Just then his disciples came. They were astonished that he was speaking with a woman, but no one said, “What do you want?” or, “Why are you speaking with her?” Then the woman left her water jar and went back to the city. She said to the people, “Come and see a man who told me everything I have ever done! He cannot be the Messiah, can he?” They left the city and were on their way to him….

…Many Samaritans from that city believed in him because of the woman’s testimony, “He told me everything I have ever done.” So when the Samaritans came to him, they asked him to stay with them; and he stayed there two days. And many more believed because of his word.

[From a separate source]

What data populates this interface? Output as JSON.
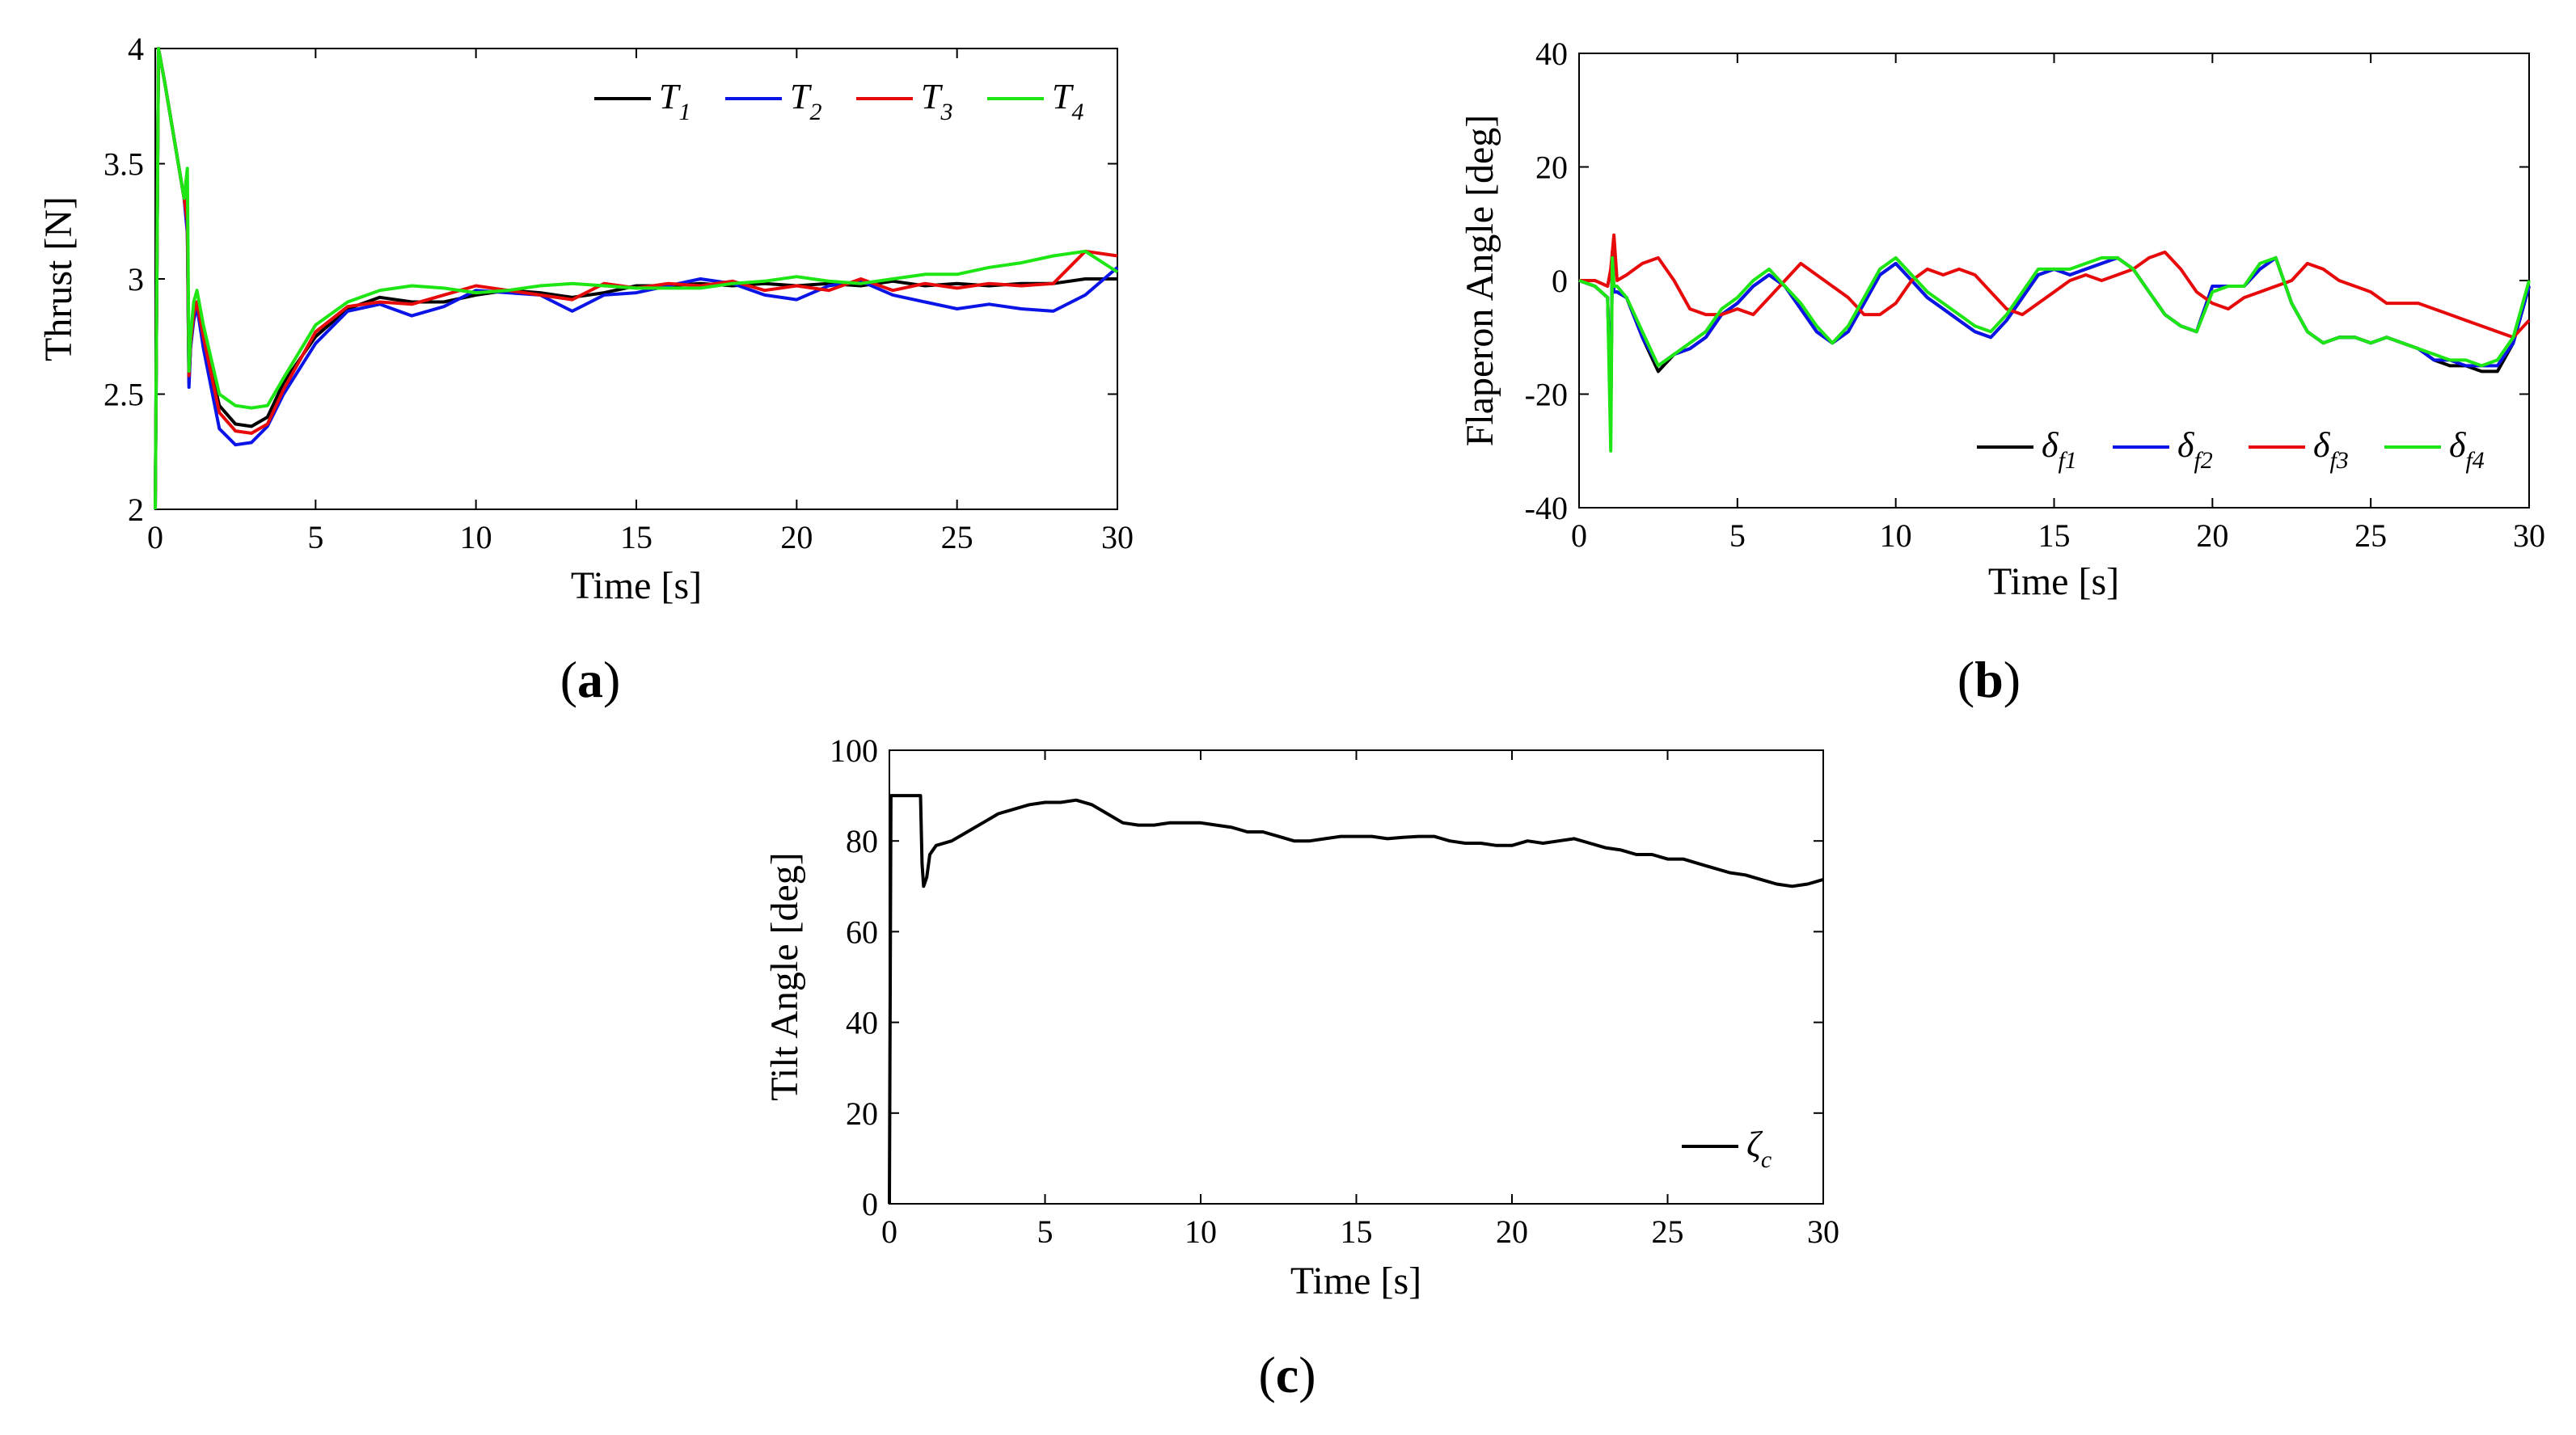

They said to the woman, “It is no longer because of what you said that we believe, for we have heard for ourselves, and we know that this is truly the Savior of the world.”

The disciples witnessed Jesus meeting her in her most vulnerable state and offering her acceptance, forgiveness and clean, refreshing, rehydrating, life giving and life informing water to drink.  She no longer needed her vessel, she no longer needed to carry the extra weight that she carried to the well.  She was filled from within.

Let us think about the vessel, the water jar, the bucket or gourd or animal skins that the woman brought to the well with her that day to fill.  She did have, as they say, a lot of issues but who are we to judge?  I speak for myself, I’ve got some issues too and I’m guessing you do as well.  

That year I went to Israel to live was a year in which I needed to sort out a few things about my life.  Did I really need to go to Israel?  Apparently I did.  The point is I took my empty vessel hoping that it would be filled.  And I was overflowing when it was time to come back.  Just not in the way that I thought.

We all have this life that we have been given.  At times it is filled to the brim and that’s when you are happy, content, and you are loving those around you and your life.  You are in sync God and all is really good.  You feel as if you are on top of the world.

And, at other times, not so much.  Your life is void and anything that brings you some sense of balance is absent.  God seems distant and unobtainable.  It’s at those times that your vessel is bone dry.  It’s at times like these that we can remember the woman at the well.  Bone dry and desperate she was met by the living Christ because she was open to a new reality, because he showed up when she needed him, because she let go of the heavy vessel.

All we have to do is show up and we too will be met and be filled with the living water of Christ.  The well of God’s love is deep, and God’s love and forgiveness for you is even deeper.